Some would argue that paying your taxes is an event during which
there are precious few happy moments to be found, but finding
extra income tax deductions that you did not know you were
eligible for is always going to be a very happy moment. While a
well trained tax preparation specialist will have a definite
advantage when it comes to determining which deductions are the
wisest to claim in any given tax situation, you will find that
you do yourself a favor whenever you add to your knowledge of
deductions and how they can work for you. Each year, millions of
US citizens overlook deductions that could help them reduce the
amount they pay in taxes simply because they are not well versed
in all of the deductions available and how they can be applied
to help a person save money and, as a result, get more back on
their refund.
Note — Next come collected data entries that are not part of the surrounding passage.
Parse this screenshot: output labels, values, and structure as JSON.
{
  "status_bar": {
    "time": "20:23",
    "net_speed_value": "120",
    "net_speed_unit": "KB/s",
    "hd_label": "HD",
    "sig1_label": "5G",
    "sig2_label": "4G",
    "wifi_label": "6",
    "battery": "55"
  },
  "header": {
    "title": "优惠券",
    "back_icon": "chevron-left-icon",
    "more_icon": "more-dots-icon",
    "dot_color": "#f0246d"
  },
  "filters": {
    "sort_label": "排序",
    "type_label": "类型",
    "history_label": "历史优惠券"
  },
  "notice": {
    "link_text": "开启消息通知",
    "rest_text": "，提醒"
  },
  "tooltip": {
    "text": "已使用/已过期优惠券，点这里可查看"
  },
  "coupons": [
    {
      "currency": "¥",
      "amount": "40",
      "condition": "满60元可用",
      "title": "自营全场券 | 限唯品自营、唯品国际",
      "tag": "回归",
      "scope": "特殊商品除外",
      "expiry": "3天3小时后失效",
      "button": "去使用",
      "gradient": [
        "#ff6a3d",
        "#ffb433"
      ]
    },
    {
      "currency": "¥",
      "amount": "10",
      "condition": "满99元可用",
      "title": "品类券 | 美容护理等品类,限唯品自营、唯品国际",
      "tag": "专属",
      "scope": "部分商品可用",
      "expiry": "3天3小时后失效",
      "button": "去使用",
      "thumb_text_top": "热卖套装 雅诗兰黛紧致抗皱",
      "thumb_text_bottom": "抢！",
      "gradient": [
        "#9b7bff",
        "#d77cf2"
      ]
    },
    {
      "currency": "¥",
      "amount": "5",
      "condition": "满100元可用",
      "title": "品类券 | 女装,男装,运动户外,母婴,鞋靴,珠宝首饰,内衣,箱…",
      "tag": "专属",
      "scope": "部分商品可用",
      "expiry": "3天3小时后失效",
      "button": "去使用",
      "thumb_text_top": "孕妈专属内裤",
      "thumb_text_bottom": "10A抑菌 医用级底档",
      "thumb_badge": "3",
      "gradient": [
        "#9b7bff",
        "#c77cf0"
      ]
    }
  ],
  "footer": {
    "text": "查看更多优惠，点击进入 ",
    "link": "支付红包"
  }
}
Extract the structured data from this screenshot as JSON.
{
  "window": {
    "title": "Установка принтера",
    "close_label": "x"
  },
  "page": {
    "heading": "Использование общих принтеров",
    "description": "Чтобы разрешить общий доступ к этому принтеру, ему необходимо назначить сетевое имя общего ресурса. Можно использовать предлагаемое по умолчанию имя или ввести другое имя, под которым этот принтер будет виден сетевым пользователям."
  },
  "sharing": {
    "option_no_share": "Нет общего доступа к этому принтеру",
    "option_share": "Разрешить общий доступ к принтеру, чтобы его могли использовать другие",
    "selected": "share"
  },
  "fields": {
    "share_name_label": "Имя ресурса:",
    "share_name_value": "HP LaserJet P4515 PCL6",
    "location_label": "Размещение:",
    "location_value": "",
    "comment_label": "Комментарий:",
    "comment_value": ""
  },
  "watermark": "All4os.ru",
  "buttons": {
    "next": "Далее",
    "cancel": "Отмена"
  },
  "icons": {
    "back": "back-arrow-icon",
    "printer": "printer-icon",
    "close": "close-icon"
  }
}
Most people already know that donations of money
to a nonprofit charity are tax deductible, but they might not be
aware of the fact that they can deduct expenses they incurred
doing charity work, such as gas for driving their own vehicle to
help the charity, on their tax return. This is only one example
and once you get an idea of what you may have overlooked, you
are bound to be shocked.
If you have refinanced a mortgage this year and you had to pay
points in order to do that, then you can divide those points up
into monthly costs and deduct them from your taxes each year
until they are paid off. This is a very quick way to get one of
the most commonly overlooked income tax deductions, but keep in
mind that taxes you pay on real estate can also be deducted in
certain cases. Those who live in a state that does not have an
income tax levied by the state, but does have a sales tax, will
find that they can deduct the cost of that sales tax on their
federal income tax return. Younger people have some advantages,
as well, because if they are moving to take their first job and
that job is more than fifty miles away, they can deduct those
moving costs without even needing to itemize them. Another tip
that can be invaluable for students in college is that if your
parents do not claim you as a dependent, but they do pay the
interest on your student loans, then you can deduct up to $2,500
of those interest payments because the IRS considers interest
payments by parents to be a gift to their child.